Early versions of Barbie and G.I. Joe.
Early versions of Barbie and G.I. Joe.

Who needs plastic surgery when you’re made of plastic to begin with? Certainly not Barbie, the iconic doll that made its first public appearance in March 1959 at the American Toy Fair in New York City.

Barbie was created by Ruth Handler, who named the doll after her daughter, Barbara. And when it was time for Barbie to hook up with a male companion in 1961, Handler name Barbie’s new beau after her own son, Ken.

Mattel’s success with Barbie (and Ken, et al) spurred rival toy maker Hasbro to develop a similar doll for boys, though the company coined the term “action figure” knowing boys would shun any product referred to as a doll.

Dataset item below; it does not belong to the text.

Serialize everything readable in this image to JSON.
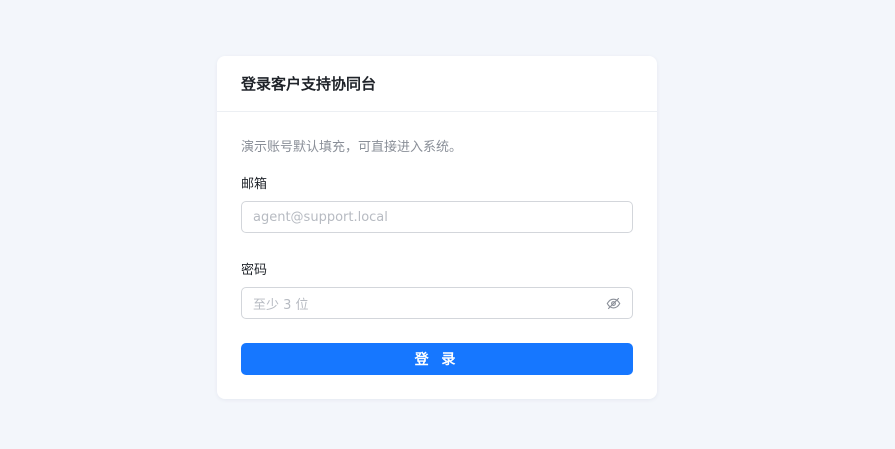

Stan Weston and Don Levine created G.I. Joe in 1963 and, like Barbie, introduced it to the public at the Toy Fair in New York in February 1964.

Did you know?

  • Barbie’s real name is Barbie Millicent Roberts
  • When Barbie hit the store shelves soon after, she sold for $3. Today, collectors pay as much as $10,000 for an original Barbie in mint condition.
  • Barbie is from Willows, Wisconsin.
  • Barbie has four sisters: Skipper (introduced in 1964), Stacie (1992), Kelly (1995) and Krissy (1995)
  • The original G.I. Joe action figures were 11.5 inches tall.
  • The first G.I. Joe prototypes were named “Rocky” (the marine or soldier), “Skip” (the sailor) and “Ace” (the pilot). Levine eventually settled on the generic G.I. Joe moniker after watching the 1945 movie, “The Story of G.I. Joe.”
  • Hasbro introduced a G.I. Joe with “Kung Fu Grip” in 1974.
  • Levine’s hand-carved, wooden G.I. Joe prototype sold for $200,000 in 2003.
  • The number of G.I. Joes sold worldwide tops 400 million.